BANGKA. SUNGAILIAT. INTRIK.ID – Kondisi pertambangan timah sudah lama sedang tidak baik – baik saja. Bukan soal teknologi pertambangannya namun tata kelola masih menjadi pertanyaan besar?
Salah satu pertanyaan itu, masih ada praktek Kordinasi dalam IUP dimana para pelaku usaha penambangan tidak kantongi Surat Perintah Kerja ( SPK ), dengan mengeluarkan biaya Kordinasi kepada pihak tertentu bisa beraktivitas.
Bagi penambang tanpa kantongi SPK diposisi sulit, mereka tersandera dengan ekonomi keluarga.
Sungguh aneh? Pemegang IUP seperti wasit pasif tidak punya kekuatan dan kendali. Secara UU Minerba pemegang IUP punya kewenangan penuh mengatur tata kelola pertambangan dalam IUP nya.
Kondisi diatas terjadi juga diperairan Muara Tengkorak Sungailiat, diketahui pemilik IUP dimaksud milik PT. Timah. Dikabarkan sejumlah penambang dalam IUP PT. Timah tanpa kantongi SPK terkena biaya Kordinasi. Anehnya lagi pihak yang mengambil cuan Kordinasi bukan Pemegang IUP?
Menarik untuk ditelusuri, Redaksi INTRIK.ID Selasa ( 13/6/2023) pukul 17:00 WIB konfirmasi kepada Direktur Operasional ( Dirop ) PT. Timah Tbk Purwoko mempertanyakan terkait adanya biaya Kordinasi dalam IUP, Namun belum ada jawaban konfirmasi. Dihari dan pertanyaan yang sama pukul 20 : 41 WIB Redaksi INTRIK.ID juga mengkonfirmasi Humas PT. Timah Anggi Siahaan, namun sama belum ada jawaban.
Pemberitaan INTRIK.ID Sebelumnya Bagaimana sistem penambangan mau tertata rapi Jika masih ada praktek Kordinasi. Corat marut manajemen pertambangan timah khusus di Provinsi Babel bukan menjadi rahasia umum. Sejumlah pemangku kepentingan seperti generator yang terus bergerak seperti tiada henti, membuat pola agar tujuan tercapai.
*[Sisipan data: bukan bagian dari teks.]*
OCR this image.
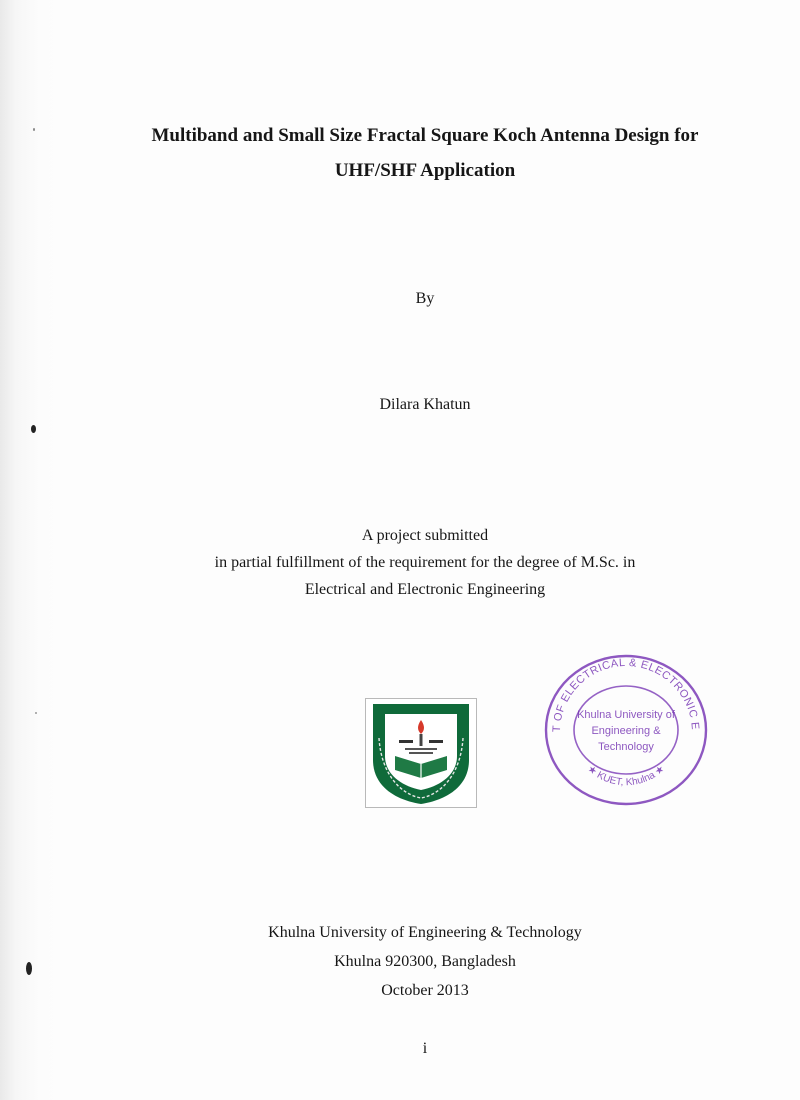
Multiband and Small Size Fractal Square Koch Antenna Design for
UHF/SHF Application
By
Dilara Khatun
A project submitted
in partial fulfillment of the requirement for the degree of M.Sc. in
Electrical and Electronic Engineering
T OF ELECTRICAL & ELECTRONIC E
Khulna University of
Engineering &
Technology
★ KUET, Khulna ★
Khulna University of Engineering & Technology
Khulna 920300, Bangladesh
October 2013
i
Harus kita akui salah satu sisi hasil pertambangan pasir timah, bisa mendongkrak perekonomian masyarakat. Namun dibalik ini semua celah perizinan menjadi mangsa oleh sistem tertentu untuk munculnya biaya Kordinasi.
Pilihan sulit bagi masyarakat penambang mundur tidak ikut Kordinasi ekonomi keluarga jadi taruhan. Mengikuti arus Kordinasi terasa menjadi beban. Sedang sistem tertentu dengan mudah mendapatkan cuan tanpa ikut melakukan penambangan.
Fenomena diatas terjadi juga di perairan Muara Tengkorak Sungailiat Bangka, dimana masyarakat penambang dikenakan biaya Kordinasi. Seperti disampaikan AB ( Masyarakat penambang ) kepada Redaksi INTRIK. ID Selasa ( 13/6/2023) siang.
“Saya hanya menyampaikan keluhan saya selaku pribadi sebagai penambang di Muara Tengkorak. Biaya Kordinasi RP 15000 perkilogram sangat besar. Bukannya kita tidak mau ikut soal biaya tersebut, iya kalau hasil timahnya banyak, kalau hasilnya sedikit bagaimana? Mungkin bagi penambang lain tidak merasa berat,” kata AB.
Potensi luar biasa, saat ditanya jumlah jenis penambangan diperairan Muara Tengkorak, AB menyebutkan ratusan unit wow ?
“Kalau soal jenis penambangan diperairan Muara Tengkorak diluar KIP kurang lebih ratusan. TI Perahu sekira 200 unit, Ipin Upin 60 unit, PIP 26 unit jadi totalnya 286 unit. Ini kita tidak bicara SILO, bayangkan satu hari saja 1 unit itu 20 kilogram, berarti ada 5.720 kilogram pasir timah dikali RP. 15.000 . jadi Biaya Kordinasi RP 85.800.000 perhari,” ungkap AB sedikit merenung.
Namun sayang saat ditanya INTRIK.ID pihak mana yang melakukan pola Kordinasi tersebut? AB hanya menjawab coba tanya para penambang lain pasti mengetahui.
“Nah untuk pihak yang meminta biaya Kordinasi coba hubungi juga penambang lainnya pasti tau. Tidak hanya itu pasir timah harus dijual dengan kolektor seputar Nelayan. Tidak boleh dijual ditempat lain. Yang punya SPK saja informasinya kena juga biaya Kordinasi RP. 5000 perkilogram, tidak punya SPK itu yang dikenakan RP. 15000 Perkilogram,” tutupnya.